Kuasa hukum RM Sederhana Beth Jasuance mengatakan akan menuangkan argumentasi atas perlawanan pelawan itu dalam jawaban sidang pekan depan. Nah siapa yang akan menang? kita tunggu saja.
Sekedar mengingatkan pada 2005, Pengadilan Niaga Jakarta Pusat juga pernah mengadili perkara pembatalan merek rumah makan Sari Bundo.

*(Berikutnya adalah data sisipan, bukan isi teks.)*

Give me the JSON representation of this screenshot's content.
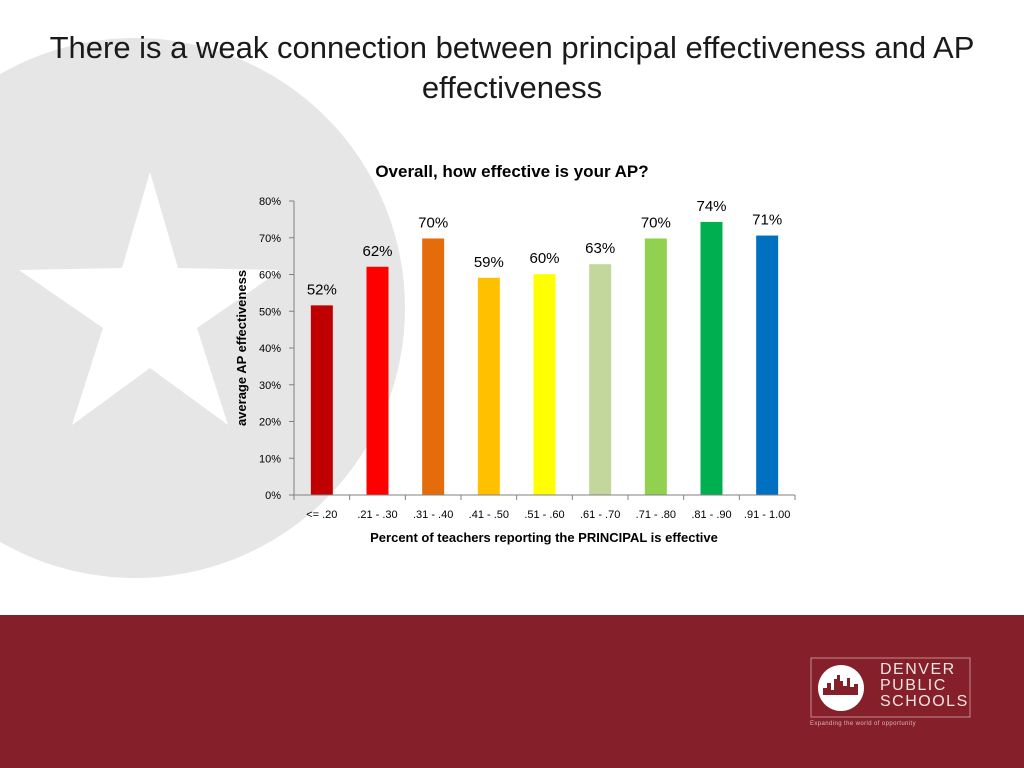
{
  "slide": {
    "title": "There is a weak connection between principal effectiveness and AP effectiveness"
  },
  "colors": {
    "footer": "#85202a",
    "star_background": "#e6e6e6"
  },
  "logo": {
    "line1": "DENVER",
    "line2": "PUBLIC",
    "line3": "SCHOOLS",
    "tagline": "Expanding the world of opportunity"
  },
  "chart_data": {
    "type": "bar",
    "title": "Overall, how effective is your AP?",
    "xlabel": "Percent of teachers reporting the PRINCIPAL is effective",
    "ylabel": "average AP effectiveness",
    "ylim": [
      0,
      0.8
    ],
    "yticks": [
      0,
      0.1,
      0.2,
      0.3,
      0.4,
      0.5,
      0.6,
      0.7,
      0.8
    ],
    "ytick_labels": [
      "0%",
      "10%",
      "20%",
      "30%",
      "40%",
      "50%",
      "60%",
      "70%",
      "80%"
    ],
    "categories": [
      "<= .20",
      ".21 - .30",
      ".31 - .40",
      ".41 - .50",
      ".51 - .60",
      ".61 - .70",
      ".71 - .80",
      ".81 - .90",
      ".91 - 1.00"
    ],
    "values": [
      0.516,
      0.621,
      0.698,
      0.591,
      0.601,
      0.628,
      0.698,
      0.743,
      0.706
    ],
    "data_labels": [
      "52%",
      "62%",
      "70%",
      "59%",
      "60%",
      "63%",
      "70%",
      "74%",
      "71%"
    ],
    "bar_colors": [
      "#c00000",
      "#ff0000",
      "#e46c0a",
      "#ffc000",
      "#ffff00",
      "#c3d69b",
      "#92d050",
      "#00b050",
      "#0070c0"
    ],
    "grid": false,
    "legend": "none"
  }
}
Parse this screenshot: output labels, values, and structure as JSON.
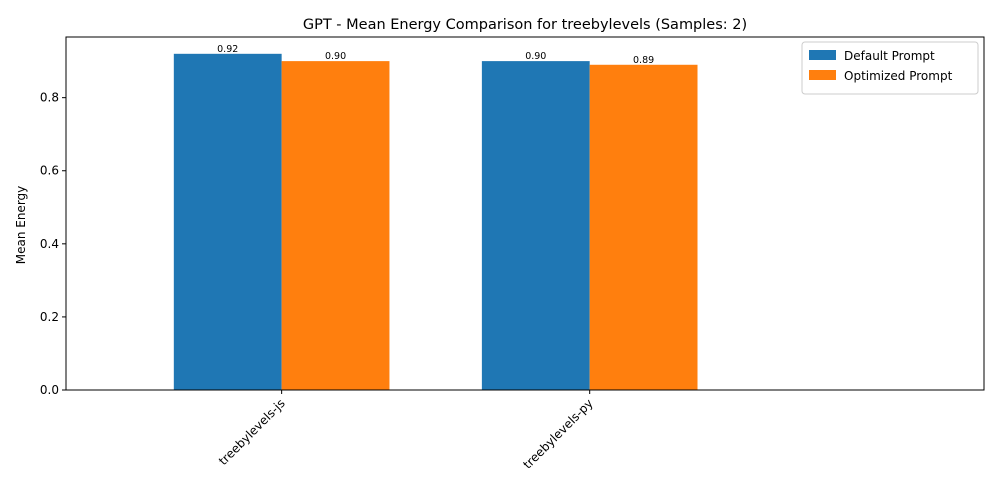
{
  "chart_data": {
    "type": "bar",
    "title": "GPT - Mean Energy Comparison for treebylevels (Samples: 2)",
    "xlabel": "",
    "ylabel": "Mean Energy",
    "categories": [
      "treebylevels-js",
      "treebylevels-py"
    ],
    "series": [
      {
        "name": "Default Prompt",
        "values": [
          0.92,
          0.9
        ],
        "labels": [
          "0.92",
          "0.90"
        ],
        "color": "#1f77b4"
      },
      {
        "name": "Optimized Prompt",
        "values": [
          0.9,
          0.89
        ],
        "labels": [
          "0.90",
          "0.89"
        ],
        "color": "#ff7f0e"
      }
    ],
    "ylim": [
      0,
      0.966
    ],
    "yticks": [
      "0.0",
      "0.2",
      "0.4",
      "0.6",
      "0.8"
    ],
    "grid": false,
    "legend_position": "top-right"
  }
}
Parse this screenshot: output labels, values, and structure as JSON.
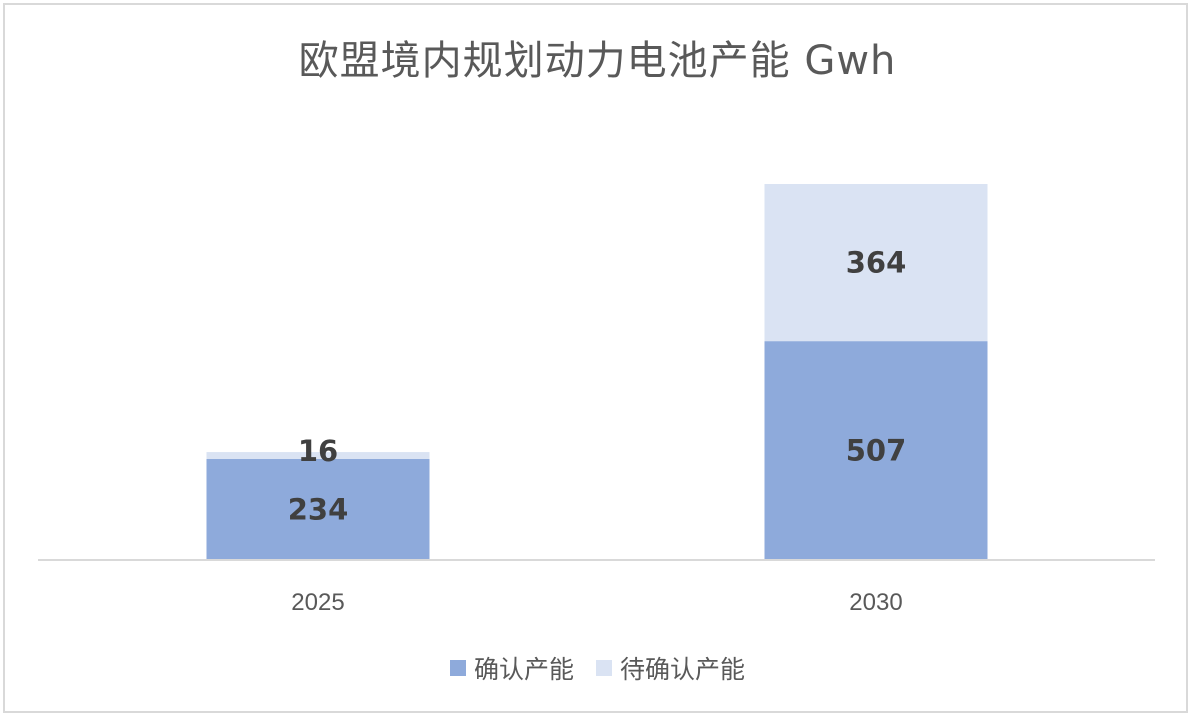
{
  "chart_data": {
    "type": "bar",
    "stacked": true,
    "title": "欧盟境内规划动力电池产能 Gwh",
    "categories": [
      "2025",
      "2030"
    ],
    "series": [
      {
        "name": "确认产能",
        "values": [
          234,
          507
        ],
        "color": "#8eaadb"
      },
      {
        "name": "待确认产能",
        "values": [
          16,
          364
        ],
        "color": "#dae3f3"
      }
    ],
    "xlabel": "",
    "ylabel": "",
    "ylim": [
      0,
      871
    ],
    "grid": false,
    "legend_position": "bottom",
    "data_labels": true
  }
}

Ketika itu, Azwari Rivai dan Rahimi Sutan, pemilik rumah makan padang di jalan Ir. H. Juanda, jakarta Pusat, menggugat mantan pegawainya, Anwar Sutan Rajo Nan Sati yang diam-diam mendaftarkan merek Sari Bundo atas nama dirinya.
Ujung-ujungnya, Anwar Sutan Rajo Nan Sati dinyatakan tak berhak untuk memiliki merek Sari Bundo. Sertifikat merek atas nama Anwar yang tercatat di Dirjen HaKI pun akhirnya dicoret.